決して恵子はコンビニアルバイトという職業を幸せいっぱいにやっているわけではありません。

しかし、彼女は決して悲哀に満ちて働いていません。

むしろ、コンビニに感謝を抱きながら働いているのです。

コンビニアルバイトをすることで、周りの人たちと明らかに感性が違う自分が好奇の目にさらされることなく平穏に過ごせているからです。

つまり、彼女は幸せに満ち溢れているわけではないが、今の状況を望んでいるのです。

繰り返しますが彼女は幸せいっぱいでいるわけではありません。

ですが、彼女はコンビニで働くことを望んでいるのです。

その望みには余計な感情が飾り付けられていない彼女の願望という感情しかありません。

だから、彼女は作中で一度やめたコンビニバイトに再び戻るのです。

これは自分の望む生き方に近いところがあります。

大成功をおさめ大金もちになりたいわけじゃない。

多くの人から注目され、称賛されたいわけじゃない。

ただ、自分の思うように、望むように生きていきたい。

そう思っているので、恵子のことをうらやましいなぁと思いながら読んでいました。

なら、彼女のようになりたいのかといわれるとそういうわけではありません。

やはり、彼女の生き方を彼女の内面を知らない状態で見てみると、色々思うところがあります。

社会的立場として弱い。

お金も生きていくのにギリギリ中のギリギリ。

将来が全く見えてこない。

等々色々挙げることができ、実際彼女のようになりたいとは到底思えません。

ゆえに、私は彼女のことをうらやましいとは思いつつも彼女のようになろうとはしないのです。
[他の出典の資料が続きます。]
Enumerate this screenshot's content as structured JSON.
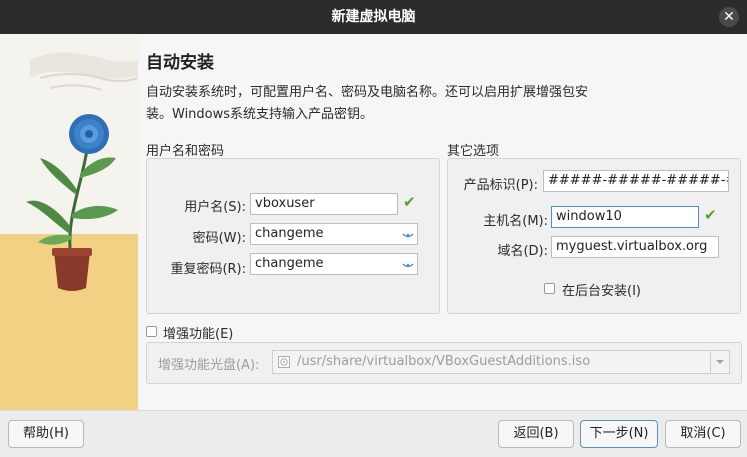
{
  "window": {
    "title": "新建虚拟电脑"
  },
  "page": {
    "heading": "自动安装",
    "description_line1": "自动安装系统时，可配置用户名、密码及电脑名称。还可以启用扩展增强包安",
    "description_line2": "装。Windows系统支持输入产品密钥。"
  },
  "user_group": {
    "title": "用户名和密码",
    "username_label": "用户名(S):",
    "username_value": "vboxuser",
    "password_label": "密码(W):",
    "password_value": "changeme",
    "repeat_label": "重复密码(R):",
    "repeat_value": "changeme"
  },
  "other_group": {
    "title": "其它选项",
    "product_key_label": "产品标识(P):",
    "product_key_value": "#####-#####-#####-###",
    "hostname_label": "主机名(M):",
    "hostname_value": "window10",
    "domain_label": "域名(D):",
    "domain_value": "myguest.virtualbox.org",
    "background_install_label": "在后台安装(I)",
    "background_install_checked": false
  },
  "additions": {
    "checkbox_label": "增强功能(E)",
    "checked": false,
    "iso_label": "增强功能光盘(A):",
    "iso_path": "/usr/share/virtualbox/VBoxGuestAdditions.iso"
  },
  "footer": {
    "help": "帮助(H)",
    "back": "返回(B)",
    "next": "下一步(N)",
    "cancel": "取消(C)"
  },
  "icons": {
    "close": "close-icon",
    "valid": "checkmark-icon",
    "password_eye": "eye-icon",
    "disc": "disc-icon",
    "dropdown": "chevron-down-icon"
  },
  "colors": {
    "titlebar": "#2c2c2c",
    "valid_check": "#5aa02c",
    "focus_border": "#4f8ec9"
  }
}
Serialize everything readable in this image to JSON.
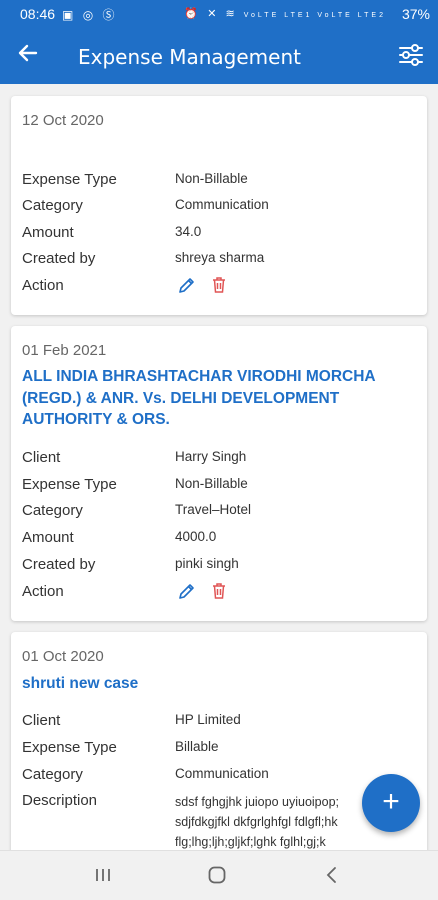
{
  "status_bar": {
    "time": "08:46",
    "left_icons": [
      "gallery-icon",
      "whatsapp-icon",
      "skype-icon"
    ],
    "right_icons_text": "VoLTE LTE1 VoLTE LTE2",
    "battery": "37%"
  },
  "app_bar": {
    "title": "Expense Management",
    "back_icon": "arrow-back-icon",
    "filter_icon": "filter-sliders-icon"
  },
  "colors": {
    "primary": "#1f6fc7",
    "edit": "#1f6fc7",
    "delete": "#e05555"
  },
  "labels": {
    "client": "Client",
    "expense_type": "Expense Type",
    "category": "Category",
    "amount": "Amount",
    "created_by": "Created by",
    "action": "Action",
    "description": "Description"
  },
  "expenses": [
    {
      "date": "12 Oct 2020",
      "case_title": "",
      "expense_type": "Non-Billable",
      "category": "Communication",
      "amount": "34.0",
      "created_by": "shreya sharma"
    },
    {
      "date": "01 Feb 2021",
      "case_title": "ALL INDIA BHRASHTACHAR VIRODHI MORCHA (REGD.) & ANR.  Vs. DELHI DEVELOPMENT AUTHORITY & ORS.",
      "client": "Harry Singh",
      "expense_type": "Non-Billable",
      "category": "Travel–Hotel",
      "amount": "4000.0",
      "created_by": "pinki singh"
    },
    {
      "date": "01 Oct 2020",
      "case_title": "shruti new case",
      "client": "HP Limited",
      "expense_type": "Billable",
      "category": "Communication",
      "description_lines": [
        "sdsf fghgjhk juiopo uyiuoipop;",
        "sdjfdkgjfkl dkfgrlghfgl fdlgfl;hk",
        "flg;lhg;ljh;gljkf;lghk fglhl;gj;k"
      ]
    }
  ],
  "fab": {
    "label": "+",
    "icon": "add-icon"
  },
  "nav_bar": {
    "icons": [
      "recents-icon",
      "home-icon",
      "back-icon"
    ]
  }
}
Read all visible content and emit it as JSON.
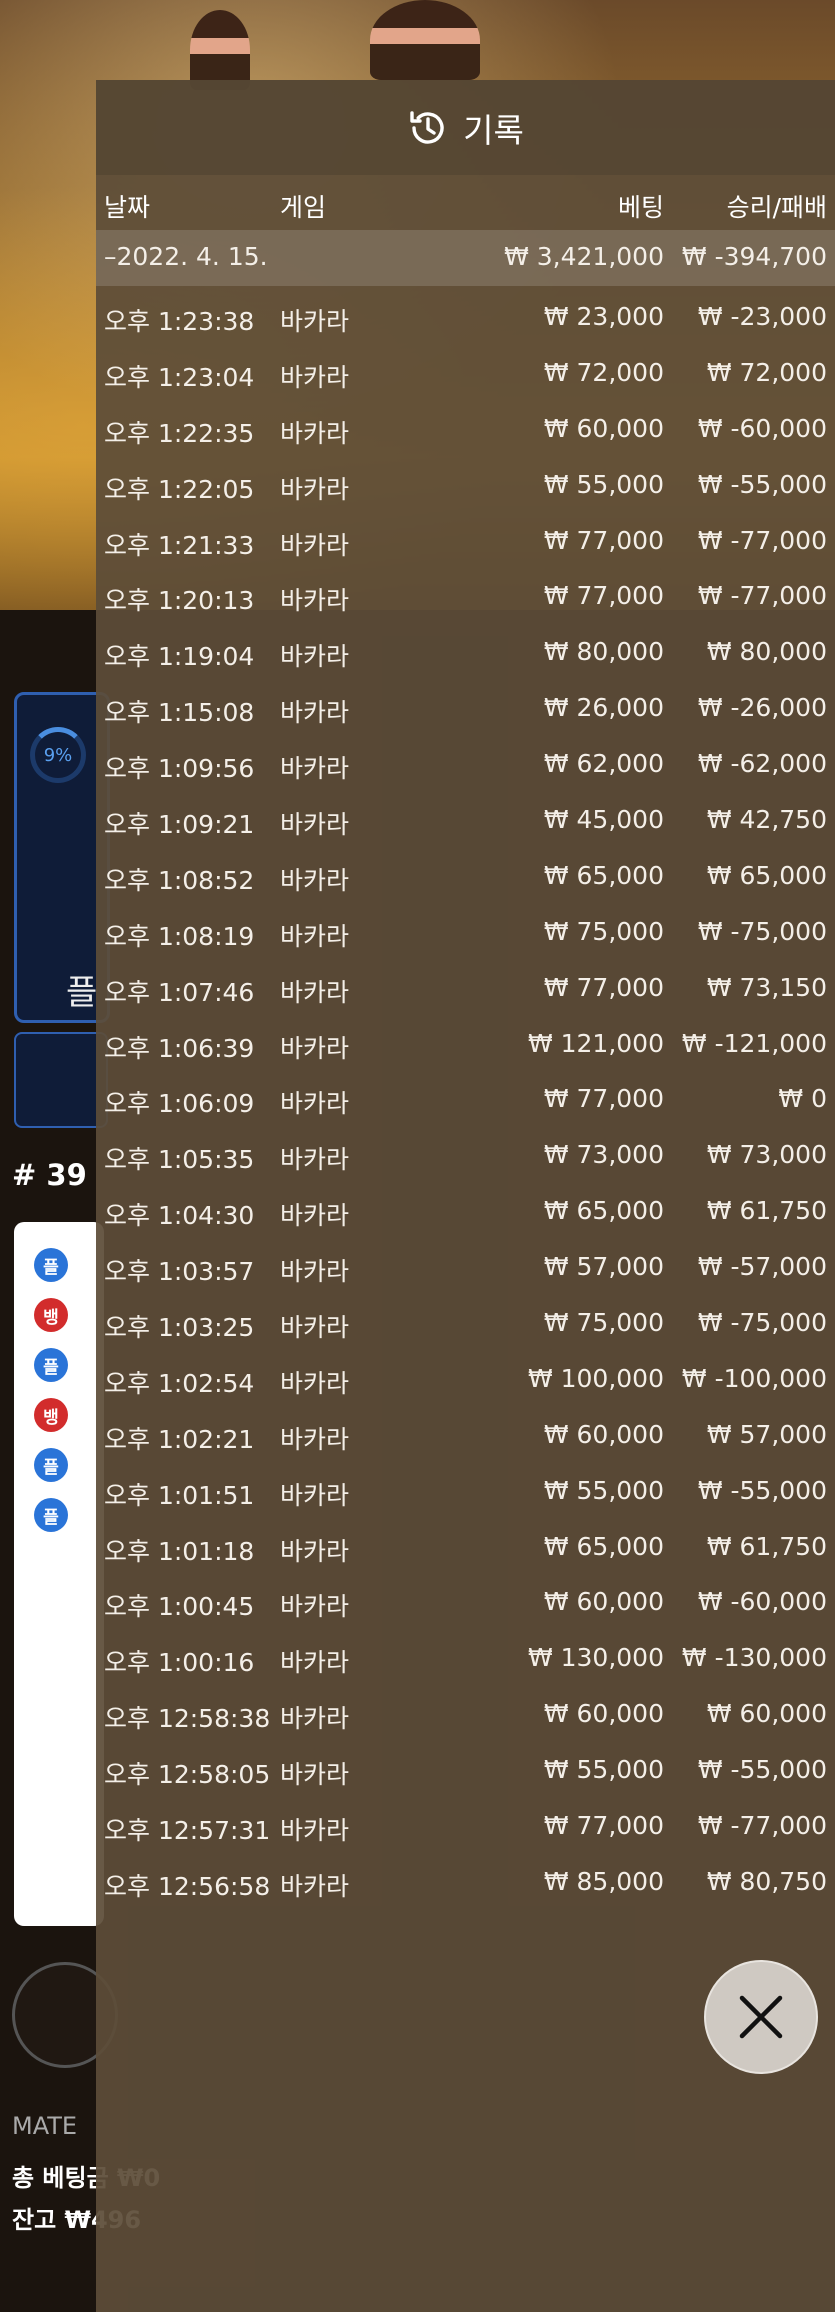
{
  "modal": {
    "title": "기록",
    "columns": {
      "date": "날짜",
      "game": "게임",
      "bet": "베팅",
      "result": "승리/패배"
    },
    "summary": {
      "date": "–2022. 4. 15.",
      "bet": "₩ 3,421,000",
      "result": "₩ -394,700"
    },
    "rows": [
      {
        "time": "오후 1:23:38",
        "game": "바카라",
        "bet": "₩ 23,000",
        "result": "₩ -23,000"
      },
      {
        "time": "오후 1:23:04",
        "game": "바카라",
        "bet": "₩ 72,000",
        "result": "₩ 72,000"
      },
      {
        "time": "오후 1:22:35",
        "game": "바카라",
        "bet": "₩ 60,000",
        "result": "₩ -60,000"
      },
      {
        "time": "오후 1:22:05",
        "game": "바카라",
        "bet": "₩ 55,000",
        "result": "₩ -55,000"
      },
      {
        "time": "오후 1:21:33",
        "game": "바카라",
        "bet": "₩ 77,000",
        "result": "₩ -77,000"
      },
      {
        "time": "오후 1:20:13",
        "game": "바카라",
        "bet": "₩ 77,000",
        "result": "₩ -77,000"
      },
      {
        "time": "오후 1:19:04",
        "game": "바카라",
        "bet": "₩ 80,000",
        "result": "₩ 80,000"
      },
      {
        "time": "오후 1:15:08",
        "game": "바카라",
        "bet": "₩ 26,000",
        "result": "₩ -26,000"
      },
      {
        "time": "오후 1:09:56",
        "game": "바카라",
        "bet": "₩ 62,000",
        "result": "₩ -62,000"
      },
      {
        "time": "오후 1:09:21",
        "game": "바카라",
        "bet": "₩ 45,000",
        "result": "₩ 42,750"
      },
      {
        "time": "오후 1:08:52",
        "game": "바카라",
        "bet": "₩ 65,000",
        "result": "₩ 65,000"
      },
      {
        "time": "오후 1:08:19",
        "game": "바카라",
        "bet": "₩ 75,000",
        "result": "₩ -75,000"
      },
      {
        "time": "오후 1:07:46",
        "game": "바카라",
        "bet": "₩ 77,000",
        "result": "₩ 73,150"
      },
      {
        "time": "오후 1:06:39",
        "game": "바카라",
        "bet": "₩ 121,000",
        "result": "₩ -121,000"
      },
      {
        "time": "오후 1:06:09",
        "game": "바카라",
        "bet": "₩ 77,000",
        "result": "₩ 0"
      },
      {
        "time": "오후 1:05:35",
        "game": "바카라",
        "bet": "₩ 73,000",
        "result": "₩ 73,000"
      },
      {
        "time": "오후 1:04:30",
        "game": "바카라",
        "bet": "₩ 65,000",
        "result": "₩ 61,750"
      },
      {
        "time": "오후 1:03:57",
        "game": "바카라",
        "bet": "₩ 57,000",
        "result": "₩ -57,000"
      },
      {
        "time": "오후 1:03:25",
        "game": "바카라",
        "bet": "₩ 75,000",
        "result": "₩ -75,000"
      },
      {
        "time": "오후 1:02:54",
        "game": "바카라",
        "bet": "₩ 100,000",
        "result": "₩ -100,000"
      },
      {
        "time": "오후 1:02:21",
        "game": "바카라",
        "bet": "₩ 60,000",
        "result": "₩ 57,000"
      },
      {
        "time": "오후 1:01:51",
        "game": "바카라",
        "bet": "₩ 55,000",
        "result": "₩ -55,000"
      },
      {
        "time": "오후 1:01:18",
        "game": "바카라",
        "bet": "₩ 65,000",
        "result": "₩ 61,750"
      },
      {
        "time": "오후 1:00:45",
        "game": "바카라",
        "bet": "₩ 60,000",
        "result": "₩ -60,000"
      },
      {
        "time": "오후 1:00:16",
        "game": "바카라",
        "bet": "₩ 130,000",
        "result": "₩ -130,000"
      },
      {
        "time": "오후 12:58:38",
        "game": "바카라",
        "bet": "₩ 60,000",
        "result": "₩ 60,000"
      },
      {
        "time": "오후 12:58:05",
        "game": "바카라",
        "bet": "₩ 55,000",
        "result": "₩ -55,000"
      },
      {
        "time": "오후 12:57:31",
        "game": "바카라",
        "bet": "₩ 77,000",
        "result": "₩ -77,000"
      },
      {
        "time": "오후 12:56:58",
        "game": "바카라",
        "bet": "₩ 85,000",
        "result": "₩ 80,750"
      }
    ]
  },
  "background": {
    "percent": "9%",
    "round": "# 39",
    "player_label": "플",
    "bank_label": "뱅",
    "total_bet": "총 베팅금 ₩0",
    "balance": "잔고 ₩496",
    "mate_line": "MATE"
  },
  "icons": {
    "header": "history-icon",
    "close": "close-icon"
  },
  "colors": {
    "modal_bg": "#5c4c38",
    "player": "#2a74d8",
    "banker": "#d22c2c"
  }
}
彼女をうらやましい、自分の理想だと語っても、社会的ステータスを捨てきれずにいます。

作中に出てくる白羽さんと本質的には変わらないのです。

彼女のことをほめながらも、今私が生きている社会という枠組み、つまり他人の目を逃れたいと思わず、社会の一員として過ごしたいと思っているのです。

あくまで彼女と自分は違う、彼女のようにはならないと思っているのです。

私はどういった人間なのかが分からせてくれた作品でした。

最後にもう一つ思ったことを書き、終わりにしたいと思います。

彼女は素晴らしい。しかし、私が思う社会の中ではあくまで異端者であり、彼女を心の底から肯定することはできないです。

一方で彼女を心の底から肯定する人、彼女をただただ軽蔑する人もいるだろうと思います。

その人たちそれぞれに自分の思う社会があるはずです。

そういう意味で、この小説は読者の社会がどういったものなのかを示すことができる指標にもなるのではないかと思いました。

 

稚拙な文章ででしたが、この作品から受けた衝撃を少しでも理解していただけたら幸いです。